Struggling Vodafone and BT to update the City on turnaround efforts

Telecom giants Vodafone and BT are set to report full year results this week amid a battle to arrest a slide in their share prices over the past year.

Investors will be keen to get an update on Vodafone, one year on since its new chief executive Margherita Della Valle declared that “Vodafone must change,” saying its performance had not been good enough.

The telco veteran has wasted no time carrying out her restructuring, which involved selling off its weaker Italian and Spanish divisions. A proposed merger of its UK business with Three UK is awaiting regulatory approval.

Excluding the two sold-off regions, Vodafone has forecast full year adjusted EBITDAaL of €11bn (£9.5bn), based on the average consensus of 10 analysts.

In what will be Della Valle’s second full year results as chief, Vodafone’s trading will now only include Germany, UK, Turkey, Africa and other European markets. Italy and Spain will report separately from the main group, as discontinued operations, until the deals complete.

“The portfolio reshuffle and its increased focus on better-performing assets look like positive evolutions,” said Matt Britzman, equity analyst at Hargreaves Lansdown. “But, with growth hard to come by, markets will need to see sustained progress before getting too excited.”

A highly competitive market, heavy debts, tight regulation and dividend cuts are to blame for the stock’s poor performance over the past year, falling over 22 per cent. It ranks 92nd within the FTSE 100.

Vodafone recently warned it will halve its dividend in the coming year, due to the smaller operation size, after a previous cut in 2019. 

Analysts at AJ Bell said attention will focus on the timing of the sales of the Spanish and Italian businesses.

Investors will also be keen to hear updates on the competition regulator’s probe into Vodafone UK’s proposed merger with Three UK, which is the final peg in Della Valle’s restructuring drive.

“The regulator, thus far, does not seem to welcome the plan,” AJ Bell analysts said.

Rival telco Three UK reported an increase in revenue last week but boss Robert Finnegan said it is “vital” that the telecoms company merges with Vodafone as its current capital expenditure levels are too high.

 Last week, the British government conditionally cleared the joint venture under the National Security and Investment Act.

Vodafone’s numbers come ahead of BT reporting its full-year results on Thursday. The multinational telecomms firm reported EBITDA of £7.9bn last year, up five per cent on the previous year, thanks to growth in its Openreach and consumer divisions.

It has provided guidance of revenue and earnings growth, capital expenditure excluding spectrum of around £5bn and free cash flow of between £1bn and £1.2bn.

At its third quarter results in February, BT boss Allison Kirkby said the firm was on track to achieve its financial outlook for the year.

BT’s shares are down over 30 per cent in the past year as the cost of building new fibre and 5G networks has been a drag on the business.

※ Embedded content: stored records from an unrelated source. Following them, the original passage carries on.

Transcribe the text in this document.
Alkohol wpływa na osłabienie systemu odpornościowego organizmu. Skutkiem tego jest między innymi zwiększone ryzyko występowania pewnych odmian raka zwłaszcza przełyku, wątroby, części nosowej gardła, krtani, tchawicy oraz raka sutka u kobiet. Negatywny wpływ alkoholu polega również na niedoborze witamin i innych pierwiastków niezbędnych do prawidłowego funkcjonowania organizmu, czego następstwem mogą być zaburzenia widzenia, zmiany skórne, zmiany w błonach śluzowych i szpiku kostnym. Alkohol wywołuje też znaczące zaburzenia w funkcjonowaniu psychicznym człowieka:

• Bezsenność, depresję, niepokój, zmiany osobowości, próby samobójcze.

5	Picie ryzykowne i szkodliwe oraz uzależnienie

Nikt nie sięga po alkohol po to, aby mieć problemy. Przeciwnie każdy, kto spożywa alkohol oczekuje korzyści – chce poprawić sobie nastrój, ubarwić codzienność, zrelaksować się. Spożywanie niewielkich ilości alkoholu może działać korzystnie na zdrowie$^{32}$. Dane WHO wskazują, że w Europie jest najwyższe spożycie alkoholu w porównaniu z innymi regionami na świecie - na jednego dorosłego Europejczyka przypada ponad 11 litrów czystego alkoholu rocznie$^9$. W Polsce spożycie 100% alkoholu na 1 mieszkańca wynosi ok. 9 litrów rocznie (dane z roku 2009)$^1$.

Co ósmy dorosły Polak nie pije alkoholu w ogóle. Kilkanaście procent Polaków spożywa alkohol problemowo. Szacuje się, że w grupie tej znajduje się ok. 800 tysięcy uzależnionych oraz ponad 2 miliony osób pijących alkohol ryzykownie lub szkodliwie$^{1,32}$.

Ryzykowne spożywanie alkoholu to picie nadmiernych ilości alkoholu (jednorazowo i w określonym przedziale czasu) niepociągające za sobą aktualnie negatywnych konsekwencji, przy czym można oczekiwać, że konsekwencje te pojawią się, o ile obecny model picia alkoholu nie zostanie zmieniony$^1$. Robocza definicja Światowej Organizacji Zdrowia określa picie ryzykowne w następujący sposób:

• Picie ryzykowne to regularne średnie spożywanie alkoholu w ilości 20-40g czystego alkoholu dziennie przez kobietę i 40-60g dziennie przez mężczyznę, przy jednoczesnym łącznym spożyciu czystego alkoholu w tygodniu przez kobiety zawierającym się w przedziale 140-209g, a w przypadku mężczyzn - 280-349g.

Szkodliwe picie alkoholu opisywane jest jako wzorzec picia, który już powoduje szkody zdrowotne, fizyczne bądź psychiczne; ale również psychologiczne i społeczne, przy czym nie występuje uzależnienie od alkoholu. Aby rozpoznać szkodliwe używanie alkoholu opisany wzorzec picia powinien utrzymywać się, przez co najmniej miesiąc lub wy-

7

Enders analysts have forecast “muted” financial guidance from BT’s consumer unit and Vodafone UK for 2025 as temporary contract price increases will fail to boost revenues enough to offset the cumulative effects of inflation.

Its business division has also been a problem for the group but a new strategy, put in place by BT Business chief Bas Burger, is an attempt to change this. The company is aiming to switch off the traditional telephone network by 2025 as it shifts to digital and focuses on building 5G networks across the nation.

Burger recently told City A.M.: “We need to rip off the plaster.”